Example of ClientRental Relation
  • Initial (Un-Normalized) relation:

    • ClientRental(clientNo, propertyNo, cName, pAddress, rentStart, rentFinish, rent, ownerNo, oName)

  • Initial Functional Dependencies:

    • fd1: clientNo, propertyNo -> rentStart, rentFinish (Primary key)

    • fd2: clientNo -> cName (Partial)

    • fd3: propertyNo -> pAddress, rent, ownerNo, oName (Partial)
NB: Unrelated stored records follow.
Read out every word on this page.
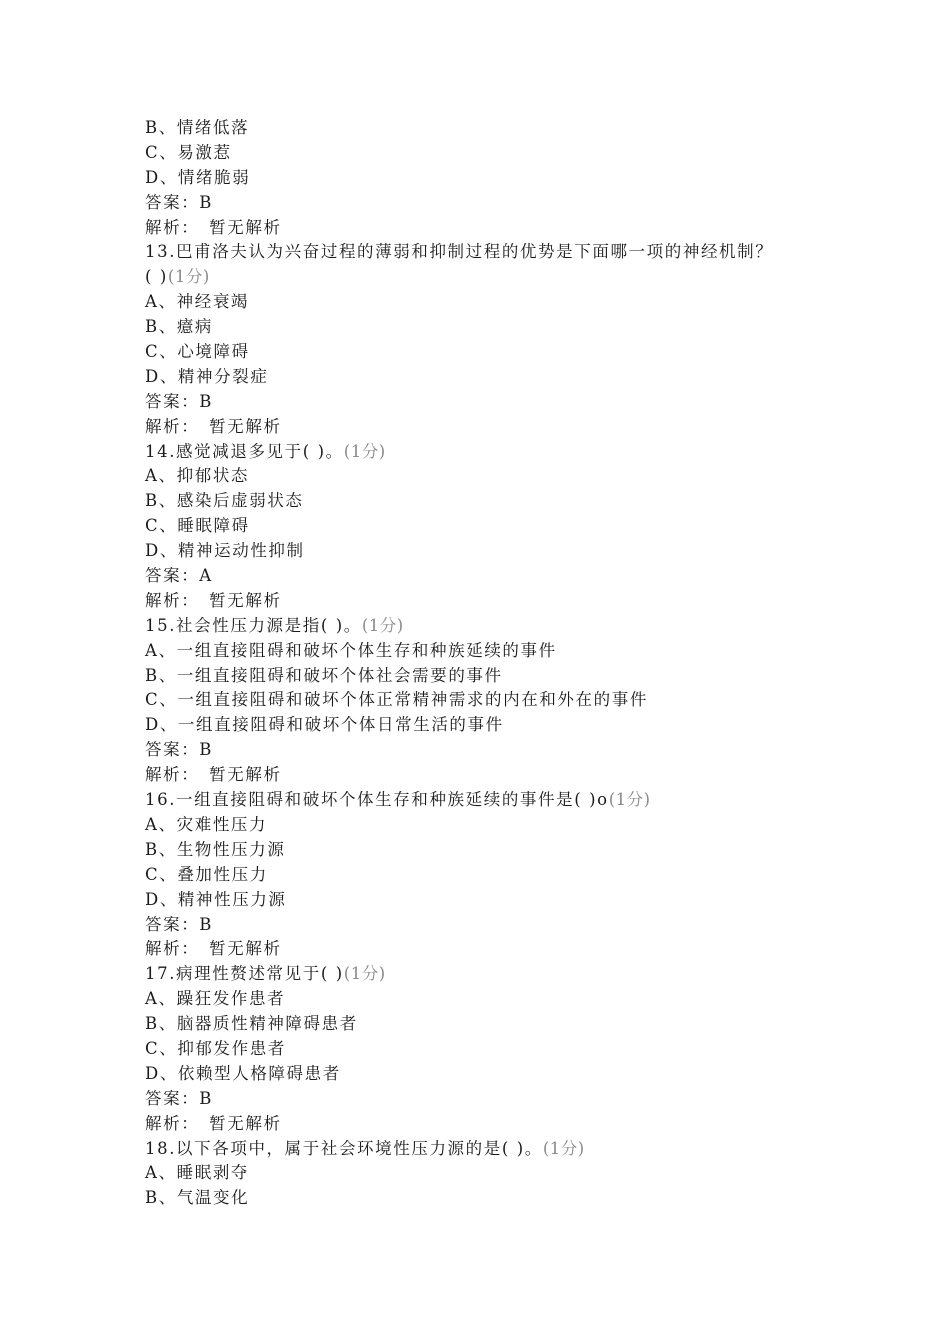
B、情绪低落
C、易激惹
D、情绪脆弱
答案：B
解析：　暂无解析
13.巴甫洛夫认为兴奋过程的薄弱和抑制过程的优势是下面哪一项的神经机制？
( )(1分)
A、神经衰竭
B、癔病
C、心境障碍
D、精神分裂症
答案：B
解析：　暂无解析
14.感觉减退多见于( )。(1分)
A、抑郁状态
B、感染后虚弱状态
C、睡眠障碍
D、精神运动性抑制
答案：A
解析：　暂无解析
15.社会性压力源是指( )。(1分)
A、一组直接阻碍和破坏个体生存和种族延续的事件
B、一组直接阻碍和破坏个体社会需要的事件
C、一组直接阻碍和破坏个体正常精神需求的内在和外在的事件
D、一组直接阻碍和破坏个体日常生活的事件
答案：B
解析：　暂无解析
16.一组直接阻碍和破坏个体生存和种族延续的事件是( )o(1分)
A、灾难性压力
B、生物性压力源
C、叠加性压力
D、精神性压力源
答案：B
解析：　暂无解析
17.病理性赘述常见于( )(1分)
A、躁狂发作患者
B、脑器质性精神障碍患者
C、抑郁发作患者
D、依赖型人格障碍患者
答案：B
解析：　暂无解析
18.以下各项中，属于社会环境性压力源的是( )。(1分)
A、睡眠剥夺
B、气温变化
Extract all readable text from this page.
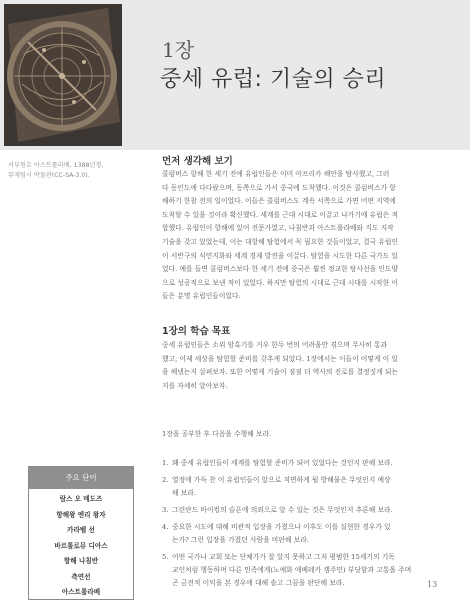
1장
중세 유럽: 기술의 승리
서부원호 아스트롤라베, 1388년경,
뮤제엄시 박물관(CC-SA-3.0).
먼저 생각해 보기

콜럼버스 항해 한 세기 전에 유럽인들은 이미 아프리카 해안을 탐사했고, 그러
다 동인도에 다다랐으며, 동쪽으로 가서 중국에 도착했다. 이것은 콜럼버스가 항
해하기 한참 전의 일이었다. 이들은 콜럼버스도 계속 서쪽으로 가면 어떤 지역에
도착할 수 있을 것이라 확신했다. 세계를 근대 시대로 이끌고 나가기에 유럽은 적
합했다. 유럽인이 항해에 있어 전문가였고, 나침반과 아스트롤라베와 지도 지작
기술을 갖고 있었는데, 이는 대항해 탐험에서 꼭 필요한 것들이었고, 결국 유럽인
이 서반구의 식민지화와 세계 경제 발전을 이끌다. 탐험을 시도한 다른 국가도 있
었다. 예를 들면 콜럼버스보다 한 세기 전에 중국은 훨씬 정교한 탐사선을 인도양
으로 성공적으로 보낸 적이 있었다. 하지만 탐험의 시대로 근대 시대를 시작한 이
들은 분명 유럽인들이었다.

1장의 학습 목표

중세 유럽인들은 소위 암흑기를 거우 한두 번의 어려움만 겪으며 무사히 통과
했고, 이제 세상을 탐험할 준비를 갖추게 되었다. 1장에서는 이들이 어떻게 이 일
을 해냈는지 살펴보자. 또한 어떻게 기술이 점점 더 역사의 진로를 결정짓게 되는
지를 자세히 알아보자.

1장을 공부한 후 다음을 수행해 보라.

1. 왜 중세 유럽인들이 세계를 탐험할 준비가 되어 있었다는 것인지 판해 보라.
2. 열정에 가득 찬 이 유럽인들이 앞으로 직면하게 될 방해물은 무엇인지 예상
해 보라.
3. 그린란드 바이킹의 슬픈에 의외으로 알 수 있는 것은 무엇인지 추론해 보라.
4. 중요한 시도에 대해 비관적 입장을 가졌으나 이후도 이를 실현한 경우가 있
는가? 그런 입장을 가졌던 사람을 비판해 보라.
5. 어떤 국가나 교회 또는 단체가가 잘 알지 못하고 그저 평범한 15세기의 기독
교인처럼 행동하며 다른 민족에게(노예화 애베레카 캠주민) 부당함과 고통을 주며
곤 금전적 이익을 본 경우에 대해 솔고 그끔을 판단해 보라.
주요 단어
람스 오 메도즈
항해왕 엔리 왕자
카라벨 선
바르톨로뮤 디아스
항해 나침반
측연선
아스트롤라베
13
    • fd4: ownerNo -> oName (Transitive)

Transitioning to Normal Forms
  1. First Normal Form (1NF):

    • Remove repeating groups as appropriate, forming a new structure.

  2. Second Normal Form (2NF):

    • Eliminate partial dependencies, constructing new relations.

    • Derived relations could be:

      • Client(clientNo, cName), Rental(clientNo, propertyNo, rentStart, rentFinish), PropertyForRent(propertyNo, pAddress, rent, ownerNo), Owner(ownerNo, oName).

  3. Third Normal Form (3NF):

    • Ensure all transitive dependencies are eliminated, ensuring that all attributes are solely dependent on the primary key.

Example of Invoice Structure

  1. Unnormalized form:

    • InvoiceNo, CustNo, CustAddress, InvoiceDate, ItemCode, ItemDesc, ItemPrice, Quantity, Price

  2. Normalization Process:

    • Analysis ongoing; primary key established for dependencies.

  3. Results:

    • INVOICE (InvoiceNo, ItemCode, Quantity, Price)

    • INVOICEDETAIL (InvoiceNo, CustNo, InvoiceDate, InvoiceTotal)

    • ITEM(ItemCode, ItemDesc, ItemPrice)

    • CUSTOMER(CustNo, CustAddress)

Home Exercise

  • Conceptual exercise to transform a provided dataset into Third Normal Form (3NF).